• Healthcare premises ventilation systems: Your responsibilities explained

    Posted by axion on October 26th, 2016
    Healthcare premises ventilation systems: Your responsibilities explained

    The Health Technical Memorandum (HTM) 03 01 sets out a range of requirements for managers of healthcare buildings.


    Who is it aimed at?

    The Health Technical Memoranda apply to new installations and major refurbishments of existing installations.

    The HTM guidance is provided by the Estates and Facilities Division of the Department for Health. It applies to ‘all types of healthcare premises’. It is aimed at healthcare management, estates managers and operations managers in all types of healthcare premises.

    What is it about?

    The recommendations are that all ventilation plant should meet a minimum requirement in terms of the control of Legionella and safe access for inspection and maintenance and to ensure that the system remains fit for its original purpose.

    There are ventilation systems in many healthcare premises and all ventilation plant should be inspected annually.

    More specialised ventilation is used in areas such as operating departments, critical care areas and isolation facilities, neonatal units as well as some types of laboratories, sterile facilities and some scanning / imaging environments. The performance of all ‘critical ventilation systems’ (such as those servicing operating suites) should be verified annually. There is an established link between surgical site infection and theatre air quality.

    What legislation applies?

    Ventilation systems are in some places used to dilute or contain harmful substances. The failure of such systems therefore could expose people to major risks and so in these cases there are statutory requirements. The Health and Safety at Work Act requires that where the ventilation system is in place to control recognized hazards then these are effectively maintained.

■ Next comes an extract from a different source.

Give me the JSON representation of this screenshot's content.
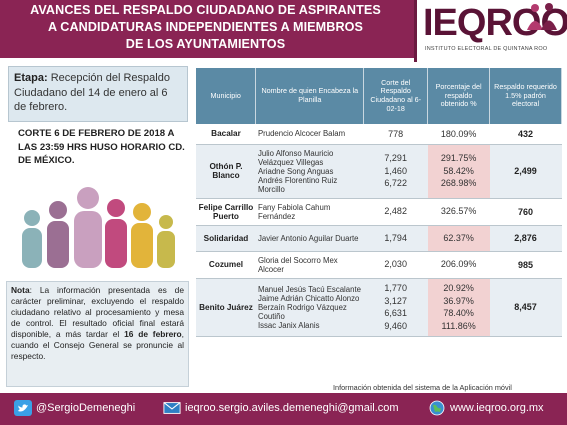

Control of an operating theatre to prevent infection is an example.

    Similarly, there is The Control of Substances Hazardous to Health (COSHH) Regulations 2002. If the ventilation system is in place to control such substances then it needs to stay in working order.

    The fire regulations require that, if ventilation ductwork penetrates the fabric of a building, it should be designed and installed so as to contain the spread of fire.

    Frequency of inspection varies by purpose

    All ventilation systems should be subject to, at least, a simple visual inspection annually.

    Ventilation systems serving ‘critical care areas’ should be inspected quarterly and their performance measured and verified annually. The quarterly inspection can be a simple visual check but the annual verification will be more detailed and include measurement of the system’s actual performance.

    Responsibilities of managers

    • Once installed, make sure that systems remain capable of delivering their initial intended function and to the intended standard.
    • All ventilation systems should be visually inspected annually.
    • Critical ventilation systems should be inspected quarterly and verified at least annually.
    • Those who inspect, verify, or maintain ventilation equipment need to demonstrate that they are competent to do so.
    • Verification and inspection should be undertaken by Competent Persons (Ventilation).
    • The Competent Person (Ventilation) (CP(V)) is a person designated by Management to carry out maintence validation and periodic testing of ventilation systems.
    • Keep records of commissioning information, operational management routine, monitoring and maintenance for at least 5 years. The Health and Safety Executive and other interested bodies have a statutory right to inspect them at any time.
    • Ensure clear lines of managerial responsibility around operation and maintenance of the systems. The process for managing this should be periodically reviewed.
    • The guidelines recommend specific roles for a ‘Designated person’ internally, an Authorising Engineer (Ventilation) (AE(V)), an Authorised Person (Ventilation) (AP(V)) and a Competent Person (Ventilation (CP(V)). Because of the role of ventilation in healthcare environments, the Infection Control Officer will also be involved.
    • If the original purpose is unknown or no longer applies, then the Health Technical Memorandum gives design parameters for new installations.


    Specifics of the issues to be checked

    • Differential air pressure regimes; rooms should be pressurised so that air moves from clean to dirty areas.
    • Room air change rates
    • Noise level measurements
    • Room fabric inspection
    • Inspection of fire dampers
    • Prevention of unauthorized access to the AHU (Air Handling Unit).
    • Safe and permanent access for those who need it – particularly to those parts that require regular service (batteries for example).
    • Adequate drainage (a variety of specific requirements are outlined).
    • Compliance with Firecode.
    • Prevention of the growth of microorganisms.
    • Intake and discharge points separated and located away from vehicle fumes to ensure air quality is not adversely affected. There are specific requirements for the prevention of corrosion, infestation by vermin and leaf intake.
    • There are specific requirements for fan-drives and their control systems, heater batteries, cooling coils, humidifiers and filtration and pressure stabilisers.
    • All supply and extract ventilation systems should be clearly labelled. The label should identify both the AHU and the area that it serves.


    Incidentally, some things that are external to the ventilation system need to be checked also; notably the integrity of the building fabric in the room.